Quant à son Juif. Samuel Lewy, il se révèle être le sauveur de cette fin du monde qui se borna à faillir en être une : hypnotiseur ayant endormi sa fille Rebecca, alors âgée de onze ans au début de l’épidémie, il la réveille une fois le microbe vaincu, et en fait don à l’humanité, pour le plaisir – et pour perpétuer la race. En fait don… la loue, plutôt, dans un somptueux bordel new yorkais où elle est la seule pensionnaire : « On pouvait satisfaire quinze ou seize mille citoyens par an et gagner vingt-six millions de plus ». (p. 159).
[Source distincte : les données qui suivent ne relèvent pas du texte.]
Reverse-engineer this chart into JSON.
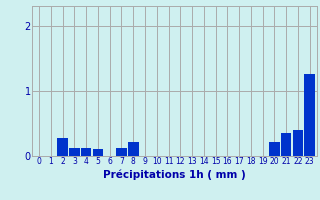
{
  "hours": [
    0,
    1,
    2,
    3,
    4,
    5,
    6,
    7,
    8,
    9,
    10,
    11,
    12,
    13,
    14,
    15,
    16,
    17,
    18,
    19,
    20,
    21,
    22,
    23
  ],
  "values": [
    0,
    0,
    0.28,
    0.13,
    0.13,
    0.1,
    0,
    0.12,
    0.22,
    0,
    0,
    0,
    0,
    0,
    0,
    0,
    0,
    0,
    0,
    0,
    0.22,
    0.35,
    0.4,
    1.25
  ],
  "bar_color": "#0033cc",
  "bg_color": "#cff0f0",
  "grid_color": "#aaaaaa",
  "axis_color": "#0000aa",
  "ylabel_values": [
    0,
    1,
    2
  ],
  "ylim": [
    0,
    2.3
  ],
  "xlabel": "Précipitations 1h ( mm )",
  "xlabel_fontsize": 7.5,
  "tick_fontsize": 5.5
}
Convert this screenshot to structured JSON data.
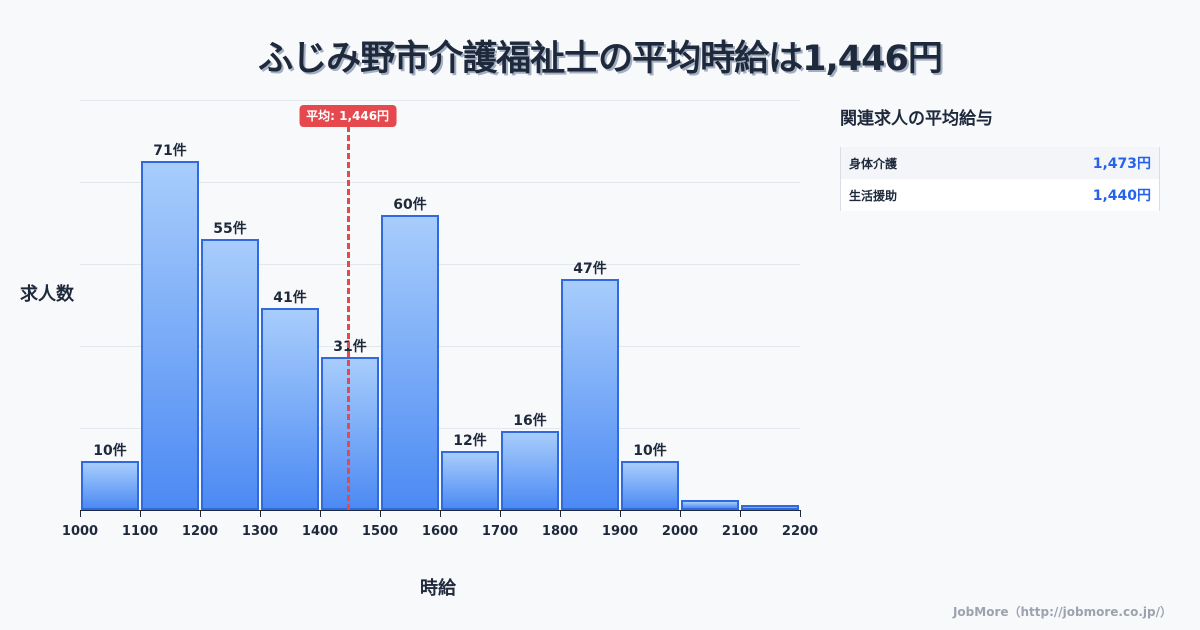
{
  "title": "ふじみ野市介護福祉士の平均時給は1,446円",
  "chart_data": {
    "type": "bar",
    "title": "ふじみ野市介護福祉士の平均時給は1,446円",
    "xlabel": "時給",
    "ylabel": "求人数",
    "bin_edges": [
      1000,
      1100,
      1200,
      1300,
      1400,
      1500,
      1600,
      1700,
      1800,
      1900,
      2000,
      2100,
      2200
    ],
    "categories": [
      "1000-1100",
      "1100-1200",
      "1200-1300",
      "1300-1400",
      "1400-1500",
      "1500-1600",
      "1600-1700",
      "1700-1800",
      "1800-1900",
      "1900-2000",
      "2000-2100",
      "2100-2200"
    ],
    "values": [
      10,
      71,
      55,
      41,
      31,
      60,
      12,
      16,
      47,
      10,
      2,
      1
    ],
    "labels": [
      "10件",
      "71件",
      "55件",
      "41件",
      "31件",
      "60件",
      "12件",
      "16件",
      "47件",
      "10件",
      "",
      ""
    ],
    "x_ticks": [
      "1000",
      "1100",
      "1200",
      "1300",
      "1400",
      "1500",
      "1600",
      "1700",
      "1800",
      "1900",
      "2000",
      "2100",
      "2200"
    ],
    "xlim": [
      1000,
      2200
    ],
    "ylim": [
      0,
      83.3
    ],
    "grid": true,
    "average": {
      "value": 1446,
      "label": "平均: 1,446円",
      "color": "#e5484d"
    },
    "bar_color": "#4c8af3",
    "bar_border_color": "#2f6ae0"
  },
  "side_panel": {
    "title": "関連求人の平均給与",
    "rows": [
      {
        "name": "身体介護",
        "value": "1,473円"
      },
      {
        "name": "生活援助",
        "value": "1,440円"
      }
    ]
  },
  "footer": "JobMore（http://jobmore.co.jp/）"
}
Et ainsi la Terre, menacée de sénilité puis de mort, peut repartir d’un bon membre, je veux dire d’un bon pied. Une Eve naît de Rebecca, suivie de dix-sept frères et sœurs qui formeront le noyau de l’humanité nouvelle. Rebecca peut enfin mourir, à trente-sept ans, en mettant au monde des triplés. Et on ira pleurer »…celle qui, pendant vingt-quatre ans, s’était prodiguée au monde, se donnant toute ou partie à un million deux cent trente-huit mille six cent soixante-dix-sept hommes…» (p 176). Ce qui n’empêche pas que : « Rebecca fut vénérée comme une vierge, pendant les millénaires ». (p. 177).
Il ne reste plus à l’auteur, en quelques pages à vrai dire inutiles, de philosopher et de moraliser sur les hommes qui «…continuèrent à croire ou à faire croire qu’ils pensaient, travaillaient, s’enrichissaient, priaient, étudiaient, s’agitaient, et se massacraient pour la Patrie, pour la Civilisation, pour la Religion, pour l’Art ou pour la Science. » (p. 187 et dernière).
Mais ce n’est pas cette pseudo-leçon qui nous intéresse. C’est cette bonne humeur paillarde et sans prétention que Virgilio Martini a semé au cours de ses pages, c’est son style de narration vif et taillé au burin (quelques lourdeurs font parfois grincer la traduction française), c’est son sens et son goût de l’énormité. En somme, c’est le sourire qu’il nous communique, et qui est le seul vrai sens dans lequel il faut s’engager dans son livre.